Let me from the outset say that throwing around terms such as “apartheid” and that he “does not see race,” to mask a thinking that is outright intolerant of the rights of another is non-acceptable. I make no apology for my statement: that Africans in this country, as in every country, enjoy the universal fundamental right to economic self-determination. If one avenue of advancing and securing this right is by establishing a business chamber, then it must be respected.

Apartheid speaks to a system where one group assumes superiority over others, and would fortify this discriminatory thinking by putting structures in place to oppress others. The principle under which the African chamber of commerce has been established is not in keeping with apartheid.

Establishing an organisation consistent with the right to freedom of association in pursuing a group’s right to economic self-determination is different from putting structures in place to oppress others.

It may be all well on Khan’s part to claim that he does not see race.

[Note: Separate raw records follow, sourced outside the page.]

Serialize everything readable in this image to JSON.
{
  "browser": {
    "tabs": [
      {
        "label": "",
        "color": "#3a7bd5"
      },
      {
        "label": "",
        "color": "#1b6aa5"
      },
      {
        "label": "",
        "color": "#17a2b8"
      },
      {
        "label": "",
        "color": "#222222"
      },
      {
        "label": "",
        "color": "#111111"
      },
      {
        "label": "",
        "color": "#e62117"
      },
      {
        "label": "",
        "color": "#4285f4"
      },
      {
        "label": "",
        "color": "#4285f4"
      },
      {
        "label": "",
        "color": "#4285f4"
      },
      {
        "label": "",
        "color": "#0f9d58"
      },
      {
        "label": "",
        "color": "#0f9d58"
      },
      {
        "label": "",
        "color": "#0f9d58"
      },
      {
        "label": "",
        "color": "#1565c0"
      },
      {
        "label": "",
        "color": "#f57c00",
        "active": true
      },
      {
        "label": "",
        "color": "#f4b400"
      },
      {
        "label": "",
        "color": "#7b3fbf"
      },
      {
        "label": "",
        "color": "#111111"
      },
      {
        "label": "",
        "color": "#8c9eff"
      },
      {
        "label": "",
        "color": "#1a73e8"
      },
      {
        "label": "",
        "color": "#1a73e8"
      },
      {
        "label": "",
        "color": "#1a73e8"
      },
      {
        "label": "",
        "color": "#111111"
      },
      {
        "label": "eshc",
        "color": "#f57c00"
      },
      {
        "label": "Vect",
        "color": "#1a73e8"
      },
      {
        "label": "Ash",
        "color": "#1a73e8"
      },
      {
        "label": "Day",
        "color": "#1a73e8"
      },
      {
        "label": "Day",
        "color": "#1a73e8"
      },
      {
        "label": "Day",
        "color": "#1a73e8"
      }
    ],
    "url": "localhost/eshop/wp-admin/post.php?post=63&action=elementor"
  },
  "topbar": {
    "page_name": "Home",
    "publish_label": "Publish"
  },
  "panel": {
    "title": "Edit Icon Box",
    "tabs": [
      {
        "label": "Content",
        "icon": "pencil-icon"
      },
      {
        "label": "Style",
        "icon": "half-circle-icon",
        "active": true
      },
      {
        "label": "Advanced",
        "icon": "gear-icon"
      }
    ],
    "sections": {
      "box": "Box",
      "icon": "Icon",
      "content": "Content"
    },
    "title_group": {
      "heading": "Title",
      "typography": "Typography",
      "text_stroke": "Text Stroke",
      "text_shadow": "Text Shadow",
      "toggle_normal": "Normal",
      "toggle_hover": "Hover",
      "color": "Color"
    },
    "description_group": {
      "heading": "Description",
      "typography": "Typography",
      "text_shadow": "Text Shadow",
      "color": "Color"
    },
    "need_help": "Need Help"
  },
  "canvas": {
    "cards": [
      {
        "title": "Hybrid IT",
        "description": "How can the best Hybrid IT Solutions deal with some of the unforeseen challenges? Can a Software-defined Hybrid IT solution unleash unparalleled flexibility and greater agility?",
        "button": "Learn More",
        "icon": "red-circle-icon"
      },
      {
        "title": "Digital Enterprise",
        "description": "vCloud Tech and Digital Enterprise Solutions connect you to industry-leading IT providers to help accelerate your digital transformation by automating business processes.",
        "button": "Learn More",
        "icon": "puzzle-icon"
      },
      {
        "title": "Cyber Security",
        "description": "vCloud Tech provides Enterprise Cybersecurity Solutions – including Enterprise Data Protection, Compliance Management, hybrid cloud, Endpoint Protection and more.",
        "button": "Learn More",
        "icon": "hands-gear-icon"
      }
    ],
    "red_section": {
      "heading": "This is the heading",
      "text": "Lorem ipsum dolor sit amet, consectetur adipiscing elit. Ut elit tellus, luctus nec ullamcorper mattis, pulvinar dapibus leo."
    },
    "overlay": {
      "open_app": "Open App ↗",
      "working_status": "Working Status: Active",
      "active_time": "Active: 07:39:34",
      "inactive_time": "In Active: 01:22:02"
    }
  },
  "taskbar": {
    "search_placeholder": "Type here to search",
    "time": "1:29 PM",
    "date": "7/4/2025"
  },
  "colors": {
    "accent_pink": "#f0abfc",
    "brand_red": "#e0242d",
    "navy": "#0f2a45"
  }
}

On my part, to do so is to deny race as a major factor that breeds and sustains oppression in society; contributes to war; leads to occupation, as seen in the Israel/Palestine conflict; and, more importantly, derecognizes the existence of the United Nations (UN).

One of the major principles that lead to the formation of the UN is that of racial equality, wherein its Human Rights Declaration recognises that all men are created equal, and should be treated with dignity and respect. Were there not the recognition of the practices of race and other inequities, there would have been no need for the UN and this declaration.

The tendency in society to throw around terms to justify denying others what’s rightly theirs must stop. Peace can never be achieved without recognition and respect for the equality of others in all forms. And the universal framework outlining these is grounded in UN declarations, international conventions and charters, and the Guyana Constitution.